In the given figure, ∠PQR = ∠PST = 90°, PQ = 5 cm and PS = 2 cm.

(i) Prove that ΔPQR ∼ ΔPST.

(ii) Find area of ΔPQR : Area of quadrilateral SRQT.

(i) Considering ΔPQR and ΔPST.

∠P = ∠P [Common angles]

∠PQR = ∠PST [Both are equal to 90°]

∴ ΔPQR ∼ ΔPST (By A.A. axiom)

Hence, proved that ΔPQR ∼ ΔPST.

(ii) We know that,

The ratio of the areas of two similar triangles is equal to the square of the ratio of their corresponding sides.

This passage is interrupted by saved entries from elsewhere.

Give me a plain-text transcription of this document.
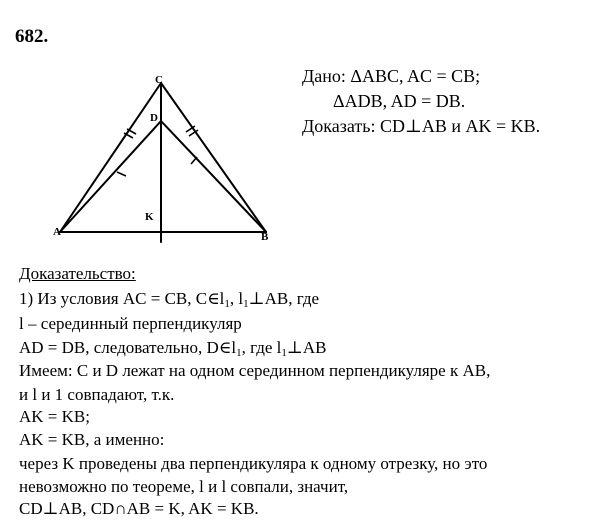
682.
C
D
K
A	B
Дано: ΔABC, AC = CB;
ΔADB, AD = DB.
Доказать: CD⊥AB и AK = KB.
Доказательство:
1) Из условия AC = CB, $C\in l_1$, $l_1\perp AB$, где
l – серединный перпендикуляр
AD = DB, следовательно, $D\in l_1$, где $l_1\perp AB$
Имеем: C и D лежат на одном серединном перпендикуляре к AB,
и l и 1 совпадают, т.к.
AK = KB;
AK = KB, а именно:
через K проведены два перпендикуляра к одному отрезку, но это
невозможно по теореме, l и l совпали, значит,
CD⊥AB, CD∩AB = K, AK = KB.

$\Rightarrow \dfrac{\text{Area of ΔPQR}}{\text{Area of ΔPST}} = \dfrac{{PQ}^2}{{PS}^2} \\[1em] \Rightarrow \dfrac{\text{Area of ΔPQR}}{\text{Area of ΔPST}} = \dfrac{5^2}{2^2} \\[1em] \Rightarrow \dfrac{\text{Area of ΔPQR}}{\text{Area of ΔPQR} - \text{Area of SRQT}} = \dfrac{25}{4} \\[1em] \Rightarrow 4\text{ Area of ΔPQR} = 25 (\text{ Area of ΔPQR} - \text{Area of SRQT}) \\[1em] \Rightarrow 4\text{ Area of ΔPQR} = 25 \text{ Area of ΔPQR} - 25\text{Area of SRQT} \\[1em] \Rightarrow 25\text{Area of SRQT} = 25 \text{ Area of ΔPQR} - 4\text{ Area of ΔPQR}\\[1em] \Rightarrow 25\text{Area of SRQT} = 21 \text{ Area of ΔPQR} \\[1em] \Rightarrow \dfrac{\text{Area of ΔPQR}}{\text{Area of SRQT}} = \dfrac{25}{21}.$

Hence, area of ΔPQR : Area of quadrilateral SRQT = 25 : 21.